El problema del acostumbramiento y la rutina ante lo maravilloso, es que está ocasionado por la necedad, y la necedad, a su vez, no deja lugar para el asombro, que es la apertura de la mente y del alma al don divino: el necio no aprecia lo que lo supera; el necio desprecia lo que se eleva más allá de sus estrechísimos límites mentales, espirituales y humanos; el necio, al ser deslumbrado por el brillante destello del Ser divino, se molesta por el destello en vez de asombrarse por la manifestación y en vez de agradecerla, trata de acomodar todo al rastrero horizonte de su espíritu mezquino.

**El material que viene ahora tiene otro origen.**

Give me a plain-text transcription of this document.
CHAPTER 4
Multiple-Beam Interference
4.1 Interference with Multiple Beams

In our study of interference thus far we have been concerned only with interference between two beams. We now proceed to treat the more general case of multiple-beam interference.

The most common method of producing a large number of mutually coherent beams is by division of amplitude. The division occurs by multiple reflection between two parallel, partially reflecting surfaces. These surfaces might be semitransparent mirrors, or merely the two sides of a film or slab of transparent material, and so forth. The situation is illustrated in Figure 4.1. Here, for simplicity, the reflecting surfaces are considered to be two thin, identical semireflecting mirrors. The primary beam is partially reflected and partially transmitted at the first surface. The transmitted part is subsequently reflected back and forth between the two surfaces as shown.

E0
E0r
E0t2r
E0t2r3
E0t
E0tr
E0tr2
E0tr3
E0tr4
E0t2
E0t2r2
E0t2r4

“¿No es acaso el carpintero, el hijo de María?”. La pregunta refleja el colmo de la necedad, porque en vez de asombrarse no solo por la Sabiduría divina de las palabras de Jesús, sino por el hecho de que la Sabiduría se haya encarnado en Jesús, se preguntan retóricamente por el origen de Jesús, como diciendo: “Es imposible que un carpintero, ignorante, como es el hijo de María, pueda decir estas cosas”.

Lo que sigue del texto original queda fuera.